De la mortification chrétienne

Désert de Judée où Jésus a passé 40 jours de jeûne, prière et pénitence. Crédit : Pascal Deloche / Godong.

Voici de brefs et simples conseils du Cardinal Mercier pour que Jésus vive en nous au fil des 40 jours de ce Carême.

Le Cardinal Désiré MERCIER (1851 – 1926) fut un arche­vêque de Malines de véné­rée mémoire, qui fut très atten­tif aux besoins quo­ti­diens de ses dio­cé­sains, pour leur plus grand bien spi­ri­tuel.
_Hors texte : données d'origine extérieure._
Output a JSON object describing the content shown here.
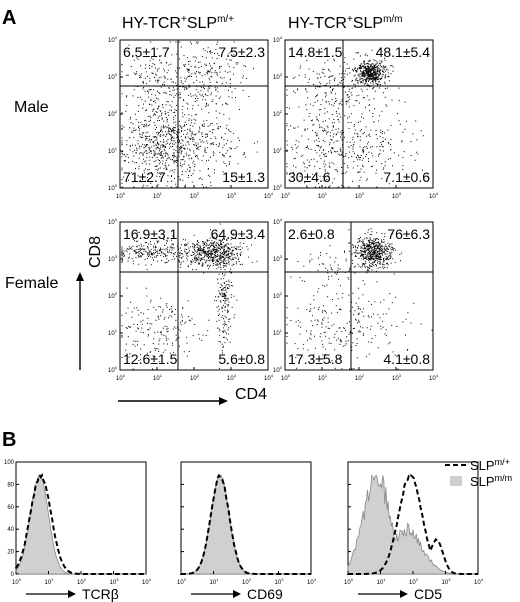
{
  "panel_a": {
    "label": "A",
    "columns": [
      {
        "base": "HY-TCR",
        "sup1": "+",
        "mid": "SLP",
        "sup2": "m/+"
      },
      {
        "base": "HY-TCR",
        "sup1": "+",
        "mid": "SLP",
        "sup2": "m/m"
      }
    ],
    "rows": [
      "Male",
      "Female"
    ],
    "y_axis_label": "CD8",
    "x_axis_label": "CD4",
    "tick_labels": [
      "10",
      "10",
      "10",
      "10",
      "10"
    ],
    "tick_exponents": [
      "0",
      "1",
      "2",
      "3",
      "4"
    ],
    "plots": [
      {
        "quadrants": {
          "ul": "6.5±1.7",
          "ur": "7.5±2.3",
          "ll": "71±2.7",
          "lr": "15±1.3"
        }
      },
      {
        "quadrants": {
          "ul": "14.8±1.5",
          "ur": "48.1±5.4",
          "ll": "30±4.6",
          "lr": "7.1±0.6"
        }
      },
      {
        "quadrants": {
          "ul": "16.9±3.1",
          "ur": "64.9±3.4",
          "ll": "12.6±1.5",
          "lr": "5.6±0.8"
        }
      },
      {
        "quadrants": {
          "ul": "2.6±0.8",
          "ur": "76±6.3",
          "ll": "17.3±5.8",
          "lr": "4.1±0.8"
        }
      }
    ]
  },
  "panel_b": {
    "label": "B",
    "y_tick_labels": [
      "100",
      "80",
      "60",
      "40",
      "20",
      "0"
    ],
    "histograms": [
      {
        "x_label": "TCRβ"
      },
      {
        "x_label": "CD69"
      },
      {
        "x_label": "CD5"
      }
    ],
    "legend": [
      {
        "base": "SLP",
        "sup": "m/+",
        "style": "dashed"
      },
      {
        "base": "SLP",
        "sup": "m/m",
        "style": "filled"
      }
    ]
  }
}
Ainsi prêchait-​il lui-​même chaque année retraites et récol­lec­tions, spé­cia­le­ment à des­ti­na­tion de ses prêtres.

Son sens des réa­li­tés telles que vécues dans le concret lui fit – entre autres – rédi­ger quelques pages sur la mor­ti­fi­ca­tion chré­tienne afin que chaque catho­lique ait à sa por­tée l’es­sen­tiel sur le sujet.

Ce sont ces conseils qui sont ici reproduits.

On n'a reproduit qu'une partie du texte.